As a girls basketball coach for 20 years, I have learned that if you want gender equality for your athletes, you need to fight for it. You need to be a loud, obnoxious pain in the ass for it. You must expect to piss people off, and you must not expect to make any friends. My plan has been to go for 75%, and when people are good and angry, I back off and say, “Okay. I guess 50% is fine.” And the fight never stops. It just moves and shifts and takes a different shape in a different place. I am okay with this. I’ll keep fighting until the end, because girls rule.
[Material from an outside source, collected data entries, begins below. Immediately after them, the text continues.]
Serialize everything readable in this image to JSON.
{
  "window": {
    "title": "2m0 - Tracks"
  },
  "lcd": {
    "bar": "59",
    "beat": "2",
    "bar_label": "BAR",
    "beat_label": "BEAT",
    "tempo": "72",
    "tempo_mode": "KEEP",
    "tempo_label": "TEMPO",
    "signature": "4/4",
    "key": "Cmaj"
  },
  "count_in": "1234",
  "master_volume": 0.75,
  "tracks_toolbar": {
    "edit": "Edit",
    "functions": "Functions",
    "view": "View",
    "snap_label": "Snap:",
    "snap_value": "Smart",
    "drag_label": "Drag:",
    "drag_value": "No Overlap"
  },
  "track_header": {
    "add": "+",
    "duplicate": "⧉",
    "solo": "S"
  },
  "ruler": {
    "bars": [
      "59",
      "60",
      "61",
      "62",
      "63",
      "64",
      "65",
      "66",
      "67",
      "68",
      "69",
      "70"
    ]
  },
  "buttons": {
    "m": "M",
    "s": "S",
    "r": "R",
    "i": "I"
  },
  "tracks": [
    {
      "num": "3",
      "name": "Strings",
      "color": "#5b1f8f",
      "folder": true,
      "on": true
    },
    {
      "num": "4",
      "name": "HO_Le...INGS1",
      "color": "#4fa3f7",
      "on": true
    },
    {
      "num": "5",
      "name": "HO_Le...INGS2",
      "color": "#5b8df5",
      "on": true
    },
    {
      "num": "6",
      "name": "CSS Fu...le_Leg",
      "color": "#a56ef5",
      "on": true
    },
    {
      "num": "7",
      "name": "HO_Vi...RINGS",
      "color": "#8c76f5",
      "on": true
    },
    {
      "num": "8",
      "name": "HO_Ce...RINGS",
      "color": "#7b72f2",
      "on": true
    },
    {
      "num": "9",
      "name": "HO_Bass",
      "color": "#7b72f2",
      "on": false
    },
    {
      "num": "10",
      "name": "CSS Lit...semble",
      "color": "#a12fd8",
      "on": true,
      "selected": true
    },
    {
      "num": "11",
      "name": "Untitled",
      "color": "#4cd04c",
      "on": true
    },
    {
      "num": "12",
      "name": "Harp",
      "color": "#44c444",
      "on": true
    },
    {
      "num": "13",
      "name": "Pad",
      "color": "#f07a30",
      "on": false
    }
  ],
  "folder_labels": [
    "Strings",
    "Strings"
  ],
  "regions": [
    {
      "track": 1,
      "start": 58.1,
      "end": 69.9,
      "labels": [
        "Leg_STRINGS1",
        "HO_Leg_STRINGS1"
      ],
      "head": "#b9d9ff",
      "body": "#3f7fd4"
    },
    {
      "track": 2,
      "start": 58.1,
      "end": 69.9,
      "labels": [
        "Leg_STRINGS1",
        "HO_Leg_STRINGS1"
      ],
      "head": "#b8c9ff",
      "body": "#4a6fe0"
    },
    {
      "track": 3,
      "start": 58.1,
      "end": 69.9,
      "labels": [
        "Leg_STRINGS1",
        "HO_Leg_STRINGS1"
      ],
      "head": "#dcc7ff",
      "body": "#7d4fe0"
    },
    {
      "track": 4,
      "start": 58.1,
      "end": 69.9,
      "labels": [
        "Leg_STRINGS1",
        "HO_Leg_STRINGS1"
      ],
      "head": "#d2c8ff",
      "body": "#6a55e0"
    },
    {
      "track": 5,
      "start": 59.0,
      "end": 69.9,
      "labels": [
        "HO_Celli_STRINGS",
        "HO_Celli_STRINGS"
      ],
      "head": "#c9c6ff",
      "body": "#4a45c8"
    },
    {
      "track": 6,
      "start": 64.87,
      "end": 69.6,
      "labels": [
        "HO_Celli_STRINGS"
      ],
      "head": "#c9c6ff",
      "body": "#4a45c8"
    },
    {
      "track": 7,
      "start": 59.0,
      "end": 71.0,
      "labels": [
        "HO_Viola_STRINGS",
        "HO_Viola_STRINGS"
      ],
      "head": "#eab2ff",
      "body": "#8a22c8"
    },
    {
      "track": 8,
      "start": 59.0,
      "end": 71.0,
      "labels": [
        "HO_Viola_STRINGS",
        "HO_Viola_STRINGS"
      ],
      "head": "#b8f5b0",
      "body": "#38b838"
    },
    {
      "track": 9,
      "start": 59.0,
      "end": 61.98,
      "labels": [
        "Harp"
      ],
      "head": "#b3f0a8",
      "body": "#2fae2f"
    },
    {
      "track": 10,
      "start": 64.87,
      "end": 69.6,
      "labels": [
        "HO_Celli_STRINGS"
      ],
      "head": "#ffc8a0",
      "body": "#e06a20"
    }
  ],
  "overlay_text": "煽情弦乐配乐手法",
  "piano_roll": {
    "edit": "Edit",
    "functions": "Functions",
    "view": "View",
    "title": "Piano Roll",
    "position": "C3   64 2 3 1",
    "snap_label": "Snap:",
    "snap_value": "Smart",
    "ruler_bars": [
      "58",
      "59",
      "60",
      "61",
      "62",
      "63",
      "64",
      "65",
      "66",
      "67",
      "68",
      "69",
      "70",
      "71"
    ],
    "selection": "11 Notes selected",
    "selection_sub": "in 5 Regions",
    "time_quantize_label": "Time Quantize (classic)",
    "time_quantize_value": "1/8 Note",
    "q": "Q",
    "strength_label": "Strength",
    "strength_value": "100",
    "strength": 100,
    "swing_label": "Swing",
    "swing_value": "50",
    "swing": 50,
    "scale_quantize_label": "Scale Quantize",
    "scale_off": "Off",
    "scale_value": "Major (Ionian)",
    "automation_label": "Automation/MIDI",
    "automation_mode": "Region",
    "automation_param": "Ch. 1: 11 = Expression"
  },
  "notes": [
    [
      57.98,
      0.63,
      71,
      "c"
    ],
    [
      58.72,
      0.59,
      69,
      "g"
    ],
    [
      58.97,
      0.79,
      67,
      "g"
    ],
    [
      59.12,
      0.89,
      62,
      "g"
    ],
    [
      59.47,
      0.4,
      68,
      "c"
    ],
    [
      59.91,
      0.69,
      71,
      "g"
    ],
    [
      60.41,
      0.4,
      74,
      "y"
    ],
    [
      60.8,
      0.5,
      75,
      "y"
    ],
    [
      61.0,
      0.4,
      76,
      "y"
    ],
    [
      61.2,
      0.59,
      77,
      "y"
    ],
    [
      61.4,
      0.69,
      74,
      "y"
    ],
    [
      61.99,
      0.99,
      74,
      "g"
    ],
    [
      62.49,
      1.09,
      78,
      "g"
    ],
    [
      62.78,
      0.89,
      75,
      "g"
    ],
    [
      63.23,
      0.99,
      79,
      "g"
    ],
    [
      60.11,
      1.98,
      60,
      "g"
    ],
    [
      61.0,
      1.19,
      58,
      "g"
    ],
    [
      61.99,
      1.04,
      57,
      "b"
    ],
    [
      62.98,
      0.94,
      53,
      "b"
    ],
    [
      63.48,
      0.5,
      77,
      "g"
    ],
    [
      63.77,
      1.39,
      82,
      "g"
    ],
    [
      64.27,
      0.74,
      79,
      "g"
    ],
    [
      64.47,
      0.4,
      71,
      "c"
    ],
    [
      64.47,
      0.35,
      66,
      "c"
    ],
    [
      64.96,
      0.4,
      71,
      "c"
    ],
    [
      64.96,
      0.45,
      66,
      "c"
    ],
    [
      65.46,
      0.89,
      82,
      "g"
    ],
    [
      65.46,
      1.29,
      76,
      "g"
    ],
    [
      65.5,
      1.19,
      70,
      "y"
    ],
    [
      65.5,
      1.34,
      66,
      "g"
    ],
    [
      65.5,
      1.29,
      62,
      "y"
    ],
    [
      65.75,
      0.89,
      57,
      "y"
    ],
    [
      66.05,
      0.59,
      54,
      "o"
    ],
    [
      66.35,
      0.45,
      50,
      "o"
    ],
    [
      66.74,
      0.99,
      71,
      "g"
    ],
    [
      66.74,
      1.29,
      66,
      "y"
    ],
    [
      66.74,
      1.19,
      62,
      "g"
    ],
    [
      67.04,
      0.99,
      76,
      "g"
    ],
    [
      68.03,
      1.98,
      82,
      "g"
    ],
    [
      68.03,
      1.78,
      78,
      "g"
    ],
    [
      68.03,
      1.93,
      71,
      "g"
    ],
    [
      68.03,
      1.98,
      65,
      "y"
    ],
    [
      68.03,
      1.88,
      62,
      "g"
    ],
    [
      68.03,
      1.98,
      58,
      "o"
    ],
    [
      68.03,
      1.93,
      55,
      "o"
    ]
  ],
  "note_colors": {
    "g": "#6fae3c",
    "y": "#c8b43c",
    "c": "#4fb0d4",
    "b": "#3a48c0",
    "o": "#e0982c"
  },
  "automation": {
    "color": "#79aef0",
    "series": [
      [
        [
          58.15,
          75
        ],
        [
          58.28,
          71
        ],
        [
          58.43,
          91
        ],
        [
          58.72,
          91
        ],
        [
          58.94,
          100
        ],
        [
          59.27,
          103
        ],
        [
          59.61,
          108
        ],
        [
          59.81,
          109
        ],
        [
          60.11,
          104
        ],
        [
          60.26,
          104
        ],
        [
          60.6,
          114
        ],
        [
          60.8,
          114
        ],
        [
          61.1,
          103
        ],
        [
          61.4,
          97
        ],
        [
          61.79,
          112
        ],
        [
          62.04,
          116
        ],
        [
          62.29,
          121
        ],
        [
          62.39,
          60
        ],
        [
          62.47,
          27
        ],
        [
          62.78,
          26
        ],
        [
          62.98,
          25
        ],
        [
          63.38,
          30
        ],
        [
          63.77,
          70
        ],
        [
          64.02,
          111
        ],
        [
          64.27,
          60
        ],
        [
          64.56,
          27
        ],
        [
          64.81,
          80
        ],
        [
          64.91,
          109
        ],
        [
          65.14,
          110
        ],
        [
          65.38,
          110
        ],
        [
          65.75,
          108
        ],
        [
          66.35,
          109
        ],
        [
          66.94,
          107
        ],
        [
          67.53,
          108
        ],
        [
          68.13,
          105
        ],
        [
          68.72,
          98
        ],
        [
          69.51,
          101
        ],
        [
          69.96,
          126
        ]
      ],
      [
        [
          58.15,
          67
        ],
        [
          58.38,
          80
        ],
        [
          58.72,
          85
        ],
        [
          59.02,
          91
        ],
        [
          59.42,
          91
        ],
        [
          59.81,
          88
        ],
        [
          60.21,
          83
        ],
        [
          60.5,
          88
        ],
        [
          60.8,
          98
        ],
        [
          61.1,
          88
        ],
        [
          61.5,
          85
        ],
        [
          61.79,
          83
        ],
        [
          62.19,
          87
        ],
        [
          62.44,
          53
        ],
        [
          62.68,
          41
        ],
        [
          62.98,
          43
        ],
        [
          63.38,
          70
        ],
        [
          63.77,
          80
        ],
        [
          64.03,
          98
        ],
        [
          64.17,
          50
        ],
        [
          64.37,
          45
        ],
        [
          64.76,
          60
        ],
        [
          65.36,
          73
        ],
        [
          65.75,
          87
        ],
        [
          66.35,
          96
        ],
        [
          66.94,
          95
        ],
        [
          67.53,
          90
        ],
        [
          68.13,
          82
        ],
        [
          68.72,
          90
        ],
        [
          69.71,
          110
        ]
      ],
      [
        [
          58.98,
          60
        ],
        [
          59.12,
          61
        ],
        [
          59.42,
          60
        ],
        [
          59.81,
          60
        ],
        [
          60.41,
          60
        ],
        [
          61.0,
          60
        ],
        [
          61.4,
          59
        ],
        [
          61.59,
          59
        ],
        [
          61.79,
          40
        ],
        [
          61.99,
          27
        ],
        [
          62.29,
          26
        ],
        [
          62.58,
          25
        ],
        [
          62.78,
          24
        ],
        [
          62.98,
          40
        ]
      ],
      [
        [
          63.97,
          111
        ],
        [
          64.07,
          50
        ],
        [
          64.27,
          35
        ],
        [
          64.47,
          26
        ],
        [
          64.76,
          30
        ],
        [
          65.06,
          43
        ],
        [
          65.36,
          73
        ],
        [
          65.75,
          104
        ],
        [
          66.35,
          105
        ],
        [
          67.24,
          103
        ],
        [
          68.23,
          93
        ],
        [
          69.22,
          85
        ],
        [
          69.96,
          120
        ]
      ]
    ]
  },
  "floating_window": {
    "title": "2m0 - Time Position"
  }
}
So bring it, WTC. Go ahead and dig your heels in on the wrong side of this issue. I’m over here on the right side, with an army of pissed-off people. Just stay the course, Mr. Messick. We’ll see how many triathletes just might forget to sign up for your races.



13 thoughts

  1. Um You forgot about our boyfriend Andy Potts???? All for it! One day a mom of one of my students caught her daughter and some friends over for a play date plaing “triathlon” in the backyard! They have gone on to become swimmers and track stars! Keep inspiring young athletes especially the girls bc we deserve it!!!

    Liked by 1 person

  2. rock on sista!!! well said!!! bittersweet that i already signed up for victoria 70.3 before knowing of this info. my coach is a retired pro triathlete and the WTC sucks that they don’t have the equality in kona!! oh and the sweet to me racing in victoria is because my coach lives there and this is a great opportunity to get quality training time with her….

    Liked by 1 person

  3. Laura, thank you for posting this. I am disgusted by the fact that gender inequality in any sport exists in this century. How sad. I too was raised by an incredible mother. She passed away when I was only 25 (she was 56). She was raised in an Italian family where boys ruled and girls were put on this earth to take care of them. Ha! I don’t think so. My Mom had two very important sayings that, to this day, still ring in my ears whenever I try to do something difficult. “You can do anything a man can do, except become a father” and “How hard can it be? Men do it all the time.” Given the opportunity, I think your Mom and my Mom would have hung out together.

    What a disgrace that there are only 35 female spots compared to 50 male spots at Kona. This will have lasting ramifications for young girls and women everywhere. Fifteen less women at Kona means 15 less role models for young girls. Young girls need more positive role models, not less. And, WTC, whether you believe it or not, it is no longer a “man’s” world. We women have a lot of money to spend on triathlons, triathlon clothing, tri bikes, wet suits, etc. So, all of your sponsors better be prepared for a boycott of their products, if they continue to support your medieval attitude.

    Pay attention WTC. There are many more options out there as far as long-distance triathlons go. If you don’t change your ways, WTC will no longer stand for the once beloved (I say that sarcastically) World Triathlon Corporation. It will become an acronym for “What’s This Crap?”